Richard Morton Koster (1934) is an American novelist best known for the Tinieblas trilogy—The Prince (1972), The Dissertation (1975), Mandragon (1979)—set in an imaginary Central American republic much like Panama, the author's home for many years. He is the author, besides, of two other novels, Carmichael's Dog (1992) and Glass Mountain (2001), and (with Panamanian man of letters Guillermo Sánchez Borbón), of In the Time of the Tyrants (1990), a history of the Torrijos-Noriega dictatorship in Panama.
Koster's approach in the trilogy is post-modern magical realism, reminiscent of Garcia Marquez in its sometimes fantastical content, and of Nabokov in its verbal and structural inventiveness. In The Prince, for example, conflict over an American military base near the capital of Tinieblas causes a "flag plague" in which activists break out in stinging rashes of their national colors, while The Dissertation presents itself as a doctoral thesis with contrapuntal stories in the text and notes.
Each novel focuses on a larger-than-life protagonist around whom the action revolves, as in a concerto for solo instrument and orchestra. The author himself likens the books to the panels of a triptych, "since each of the three is complete in itself and since they need not be considered in the order of their publication." Major characters from one book appear as minor characters in the others, and vice versa. The unifying "character" of all three is Tinieblas itself.
The Tinieblas trilogy may be seen as an imaginative response to the unrest that convulsed Central America during the 1970s and '80s, or as an extended reference to the work of Niccolò Machiavelli. Each protagonist is a political leader, in The Prince an adventurer on the model of Cesare Borgia, in Mandragon a charismatic like Savonarola. For the protagonist of The Dissertation political ambition is a disease, yet he accepts leadership when it is thrust upon him. Throughout the trilogy the wages of power is death, and there are many incidents of grim violence and grotesque humor, often combined. The three books received considerable acclaim, including a National Book Award nomination for The Prince.

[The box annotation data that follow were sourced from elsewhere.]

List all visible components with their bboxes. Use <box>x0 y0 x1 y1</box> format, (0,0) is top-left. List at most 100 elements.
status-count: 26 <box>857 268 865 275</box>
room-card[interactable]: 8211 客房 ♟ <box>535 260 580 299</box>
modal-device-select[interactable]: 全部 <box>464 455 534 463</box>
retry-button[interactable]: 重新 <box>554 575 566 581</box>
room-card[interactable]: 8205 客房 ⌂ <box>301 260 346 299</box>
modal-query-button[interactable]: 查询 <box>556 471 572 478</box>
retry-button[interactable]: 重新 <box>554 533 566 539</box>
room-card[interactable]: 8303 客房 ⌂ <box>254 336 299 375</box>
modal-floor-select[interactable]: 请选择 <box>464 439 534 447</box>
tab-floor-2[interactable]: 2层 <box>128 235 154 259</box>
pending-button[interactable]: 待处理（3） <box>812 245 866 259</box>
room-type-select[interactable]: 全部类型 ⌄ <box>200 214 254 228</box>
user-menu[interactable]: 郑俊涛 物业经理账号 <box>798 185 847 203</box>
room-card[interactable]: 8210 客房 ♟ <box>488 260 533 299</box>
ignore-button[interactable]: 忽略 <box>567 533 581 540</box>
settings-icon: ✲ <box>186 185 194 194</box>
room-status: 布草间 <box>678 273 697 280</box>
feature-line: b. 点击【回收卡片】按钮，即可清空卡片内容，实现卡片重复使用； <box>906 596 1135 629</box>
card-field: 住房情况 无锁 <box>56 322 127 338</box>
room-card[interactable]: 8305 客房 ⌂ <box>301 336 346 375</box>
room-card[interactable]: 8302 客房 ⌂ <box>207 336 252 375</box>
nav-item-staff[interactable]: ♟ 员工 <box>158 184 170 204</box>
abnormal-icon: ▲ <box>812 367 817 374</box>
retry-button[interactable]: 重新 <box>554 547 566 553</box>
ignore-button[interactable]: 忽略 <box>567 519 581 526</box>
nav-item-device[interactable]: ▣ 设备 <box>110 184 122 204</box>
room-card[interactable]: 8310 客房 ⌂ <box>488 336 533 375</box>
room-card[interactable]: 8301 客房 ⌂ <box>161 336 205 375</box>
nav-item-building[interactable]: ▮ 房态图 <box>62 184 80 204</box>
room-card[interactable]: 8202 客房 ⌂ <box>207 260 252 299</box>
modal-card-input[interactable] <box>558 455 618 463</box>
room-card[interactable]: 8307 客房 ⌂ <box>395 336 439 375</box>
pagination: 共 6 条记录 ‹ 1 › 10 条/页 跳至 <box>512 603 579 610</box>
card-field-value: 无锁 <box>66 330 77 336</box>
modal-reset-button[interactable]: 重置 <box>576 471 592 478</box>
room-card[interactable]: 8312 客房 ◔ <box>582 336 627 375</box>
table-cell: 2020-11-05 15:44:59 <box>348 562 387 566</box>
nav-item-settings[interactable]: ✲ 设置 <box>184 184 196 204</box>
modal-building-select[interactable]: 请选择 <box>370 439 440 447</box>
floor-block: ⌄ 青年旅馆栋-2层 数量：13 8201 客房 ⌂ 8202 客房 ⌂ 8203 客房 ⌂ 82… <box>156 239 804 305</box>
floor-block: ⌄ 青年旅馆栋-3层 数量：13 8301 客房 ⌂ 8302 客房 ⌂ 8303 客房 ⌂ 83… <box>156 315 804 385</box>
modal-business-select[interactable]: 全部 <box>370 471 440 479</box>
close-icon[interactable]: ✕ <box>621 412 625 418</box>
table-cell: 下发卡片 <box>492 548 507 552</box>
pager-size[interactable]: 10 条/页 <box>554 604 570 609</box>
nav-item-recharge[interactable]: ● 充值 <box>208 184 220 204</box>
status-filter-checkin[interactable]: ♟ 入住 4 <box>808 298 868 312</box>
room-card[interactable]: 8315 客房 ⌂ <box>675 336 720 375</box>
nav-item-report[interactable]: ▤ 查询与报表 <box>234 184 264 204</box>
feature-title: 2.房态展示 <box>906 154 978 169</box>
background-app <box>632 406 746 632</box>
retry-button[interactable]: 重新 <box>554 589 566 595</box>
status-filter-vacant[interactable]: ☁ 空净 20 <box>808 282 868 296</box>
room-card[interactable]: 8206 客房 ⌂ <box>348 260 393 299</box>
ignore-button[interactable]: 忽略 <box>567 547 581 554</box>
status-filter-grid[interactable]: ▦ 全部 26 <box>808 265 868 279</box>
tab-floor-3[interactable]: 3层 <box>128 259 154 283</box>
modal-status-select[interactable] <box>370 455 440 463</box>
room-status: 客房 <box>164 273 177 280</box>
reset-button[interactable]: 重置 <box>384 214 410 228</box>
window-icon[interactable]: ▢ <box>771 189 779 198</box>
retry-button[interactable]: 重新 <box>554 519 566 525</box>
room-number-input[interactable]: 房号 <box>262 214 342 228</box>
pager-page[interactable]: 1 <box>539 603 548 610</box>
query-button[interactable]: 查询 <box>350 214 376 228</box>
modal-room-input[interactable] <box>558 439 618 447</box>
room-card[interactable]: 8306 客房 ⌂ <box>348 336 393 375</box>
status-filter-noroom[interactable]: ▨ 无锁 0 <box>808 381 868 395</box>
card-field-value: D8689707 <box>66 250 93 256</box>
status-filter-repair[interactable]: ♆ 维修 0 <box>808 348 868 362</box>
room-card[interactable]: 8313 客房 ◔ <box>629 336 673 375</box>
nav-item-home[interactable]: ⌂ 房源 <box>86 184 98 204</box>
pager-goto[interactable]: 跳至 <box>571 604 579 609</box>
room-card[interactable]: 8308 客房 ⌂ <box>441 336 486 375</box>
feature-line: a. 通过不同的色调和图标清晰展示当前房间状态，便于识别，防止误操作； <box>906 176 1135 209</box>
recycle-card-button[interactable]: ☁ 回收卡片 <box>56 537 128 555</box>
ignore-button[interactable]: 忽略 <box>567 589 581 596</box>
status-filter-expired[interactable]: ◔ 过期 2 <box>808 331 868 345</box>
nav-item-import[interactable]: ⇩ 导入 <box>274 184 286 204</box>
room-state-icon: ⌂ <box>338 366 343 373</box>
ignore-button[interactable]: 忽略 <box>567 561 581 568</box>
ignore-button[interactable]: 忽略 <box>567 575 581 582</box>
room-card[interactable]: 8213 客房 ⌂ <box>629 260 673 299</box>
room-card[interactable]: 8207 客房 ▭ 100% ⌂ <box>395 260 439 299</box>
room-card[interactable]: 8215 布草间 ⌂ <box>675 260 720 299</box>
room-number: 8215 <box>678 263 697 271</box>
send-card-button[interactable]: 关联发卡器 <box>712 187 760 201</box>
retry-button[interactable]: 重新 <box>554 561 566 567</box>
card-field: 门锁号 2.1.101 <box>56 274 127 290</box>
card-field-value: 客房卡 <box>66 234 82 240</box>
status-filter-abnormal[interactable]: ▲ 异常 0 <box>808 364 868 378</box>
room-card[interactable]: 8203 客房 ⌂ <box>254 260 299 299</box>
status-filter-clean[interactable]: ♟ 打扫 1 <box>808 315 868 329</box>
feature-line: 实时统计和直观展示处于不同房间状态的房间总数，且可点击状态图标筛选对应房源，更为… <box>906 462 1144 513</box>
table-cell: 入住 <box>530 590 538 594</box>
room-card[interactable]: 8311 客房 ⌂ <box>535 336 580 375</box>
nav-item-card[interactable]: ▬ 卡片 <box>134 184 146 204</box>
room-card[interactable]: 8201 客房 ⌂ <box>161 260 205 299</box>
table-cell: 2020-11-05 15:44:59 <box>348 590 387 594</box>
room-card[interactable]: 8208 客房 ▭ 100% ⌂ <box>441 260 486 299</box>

Koster was born in Brooklyn, New York, and has degrees from Yale and New York Universities. He taught English at the National University of Panama, and from 1964 to 2001 was a member of the faculty of the Florida State University, serving at its Panama branch. He has lectured in English and Spanish at universities in the United States and Latin America. In 2003 he was a visiting professor at Southern Methodist University.
Koster has had parallel careers in politics and journalism. He was a member of the Democratic National Committee from 1967 to 1996, served on many Democratic panels, and wrote presidential debate copy for Senator John Kerry in 2004. During the 1960s and '70s he reported from Panama for the Copely News Service and Newsweek magazine. He has reported more recently for the New York Times and has contributed prolifically to the Spanish language press in Panama.
More than that of most American writers, Koster’s work is deeply grounded in the western literary canon. Overt references, however, tend to be playful not pedantic. In Carmichael's Dog (1992), which takes place in a parallel universe, characters quote the poet-playwright Robin Speckshaft, whose works include Launcelot and Guinevere, Ornella Whore of Tunis, and Malaspina Duke of Ancona. The latter’s self-consciously gloomy protagonist has his dwarf strangled for making him smile.
Koster went to Panama as a soldier in the late 1950s and has lived there since. His wife, Otilia Tejeira, was a soloist with Panama’s National Ballet and has had a subsequent career as a human rights monitor. They have two children and three grandchildren.